Slough Borough Council has previously registered their objections to the closure of Chequers Bridge and Hollow Hill Lane by Network Rail, as part of their Western Rail Link to Heathrow project – and now, Buckinghamshire County Council has joined them.

While BCC welcomes the project in principle, the council has expressed disappointment in the ‘lack of consideration’ by Network Rail in regards to the traffic chaos their road closure would cause, as evidenced by a past experimental closure of the bridge.

Cllr Paul Irwin, deputy cabinet member for transport, said the closure of Hollow Hill Lane would send over 10,000 vehicles a day down alternative routes, putting further pressure on the existing roads and the already busy Iver village centre.

Cllr Irwin said: “I’m not convinced this proposal has been fully assessed.

“While we support the rail project, we would like to see the scheme designed to ensure this crucial link remains open to all traffic. If this isn’t possible, Network Rail need to demonstrate to us and our residents that closure is absolutely necessary, and will need to provide a long-term alternative that works for everyone.

“The Ivers are being hit from all sides by nationally needed construction projects. With parish and district colleagues, we’re clear a new road link is needed to ensure the local communities playing ‘host’ to these schemes are not severely impacted.

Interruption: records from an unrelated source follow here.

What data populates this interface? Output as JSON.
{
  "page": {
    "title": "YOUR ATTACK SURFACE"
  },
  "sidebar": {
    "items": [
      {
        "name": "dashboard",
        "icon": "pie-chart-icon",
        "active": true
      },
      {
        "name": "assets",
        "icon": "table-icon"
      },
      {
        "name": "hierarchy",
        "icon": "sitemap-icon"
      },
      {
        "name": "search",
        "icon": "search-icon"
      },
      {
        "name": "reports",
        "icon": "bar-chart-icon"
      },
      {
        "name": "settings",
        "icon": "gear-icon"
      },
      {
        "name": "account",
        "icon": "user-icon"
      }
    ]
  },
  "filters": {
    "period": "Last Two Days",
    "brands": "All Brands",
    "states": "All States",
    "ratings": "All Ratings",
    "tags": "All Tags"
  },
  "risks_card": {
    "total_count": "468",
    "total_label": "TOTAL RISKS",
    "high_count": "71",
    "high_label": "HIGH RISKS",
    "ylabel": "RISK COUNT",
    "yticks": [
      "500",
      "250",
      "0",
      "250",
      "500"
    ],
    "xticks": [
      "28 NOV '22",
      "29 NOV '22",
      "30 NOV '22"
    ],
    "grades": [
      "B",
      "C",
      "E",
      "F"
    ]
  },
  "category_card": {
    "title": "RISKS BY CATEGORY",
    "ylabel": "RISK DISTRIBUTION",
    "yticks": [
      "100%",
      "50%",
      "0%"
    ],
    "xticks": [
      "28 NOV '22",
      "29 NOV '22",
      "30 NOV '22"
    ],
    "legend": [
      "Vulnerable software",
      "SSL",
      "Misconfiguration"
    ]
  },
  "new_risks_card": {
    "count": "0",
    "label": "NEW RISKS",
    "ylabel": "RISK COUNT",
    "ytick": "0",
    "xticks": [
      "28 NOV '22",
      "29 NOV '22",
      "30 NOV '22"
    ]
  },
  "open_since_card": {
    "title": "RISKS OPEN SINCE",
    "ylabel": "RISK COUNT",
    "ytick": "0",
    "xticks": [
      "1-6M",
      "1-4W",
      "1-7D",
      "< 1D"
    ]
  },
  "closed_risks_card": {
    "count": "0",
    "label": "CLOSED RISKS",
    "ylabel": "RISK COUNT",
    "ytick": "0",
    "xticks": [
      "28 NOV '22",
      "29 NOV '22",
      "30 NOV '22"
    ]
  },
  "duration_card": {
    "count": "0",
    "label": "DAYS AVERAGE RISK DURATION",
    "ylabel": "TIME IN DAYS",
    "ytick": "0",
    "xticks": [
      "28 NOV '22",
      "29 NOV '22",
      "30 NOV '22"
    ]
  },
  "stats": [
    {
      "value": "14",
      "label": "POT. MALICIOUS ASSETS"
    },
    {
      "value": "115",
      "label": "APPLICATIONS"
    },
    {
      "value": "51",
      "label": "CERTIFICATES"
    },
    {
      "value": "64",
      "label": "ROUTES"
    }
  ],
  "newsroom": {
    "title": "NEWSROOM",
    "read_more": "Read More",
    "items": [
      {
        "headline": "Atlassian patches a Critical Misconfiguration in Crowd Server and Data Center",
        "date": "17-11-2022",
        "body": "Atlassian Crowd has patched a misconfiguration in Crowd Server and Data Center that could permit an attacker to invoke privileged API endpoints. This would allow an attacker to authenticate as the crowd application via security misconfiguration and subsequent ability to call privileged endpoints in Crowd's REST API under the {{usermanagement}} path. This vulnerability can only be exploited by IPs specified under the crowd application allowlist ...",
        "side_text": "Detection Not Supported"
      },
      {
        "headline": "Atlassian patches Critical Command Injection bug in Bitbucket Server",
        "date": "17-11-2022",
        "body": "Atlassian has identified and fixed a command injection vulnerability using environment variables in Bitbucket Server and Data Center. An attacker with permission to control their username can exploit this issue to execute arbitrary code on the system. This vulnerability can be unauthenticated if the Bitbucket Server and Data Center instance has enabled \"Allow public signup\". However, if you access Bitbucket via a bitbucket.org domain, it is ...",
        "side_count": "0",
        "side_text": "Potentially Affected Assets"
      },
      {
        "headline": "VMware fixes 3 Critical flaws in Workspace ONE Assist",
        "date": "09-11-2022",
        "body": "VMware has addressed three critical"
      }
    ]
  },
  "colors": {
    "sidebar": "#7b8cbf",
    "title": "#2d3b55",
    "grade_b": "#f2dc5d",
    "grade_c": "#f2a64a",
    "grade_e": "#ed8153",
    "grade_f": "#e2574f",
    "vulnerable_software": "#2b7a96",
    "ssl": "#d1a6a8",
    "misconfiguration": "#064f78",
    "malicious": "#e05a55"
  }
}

“If keeping the existing road open isn’t possible then Network Rail should part fund the Iver Relief Road as a like-for-like replacement of the closed road. The relief road would reduce the effect that closing Hollow Hill Lane will have on residents and businesses.”

BCC has pledged to work alongside Slough Borough Council in order to ensure Network Rail put together a ‘comprehensive’ mitigation and compensation package that spans the borough border, in addition to ensuring that Network Rail takes account of the environmental, archaeological, and flooding risks brought about by their work.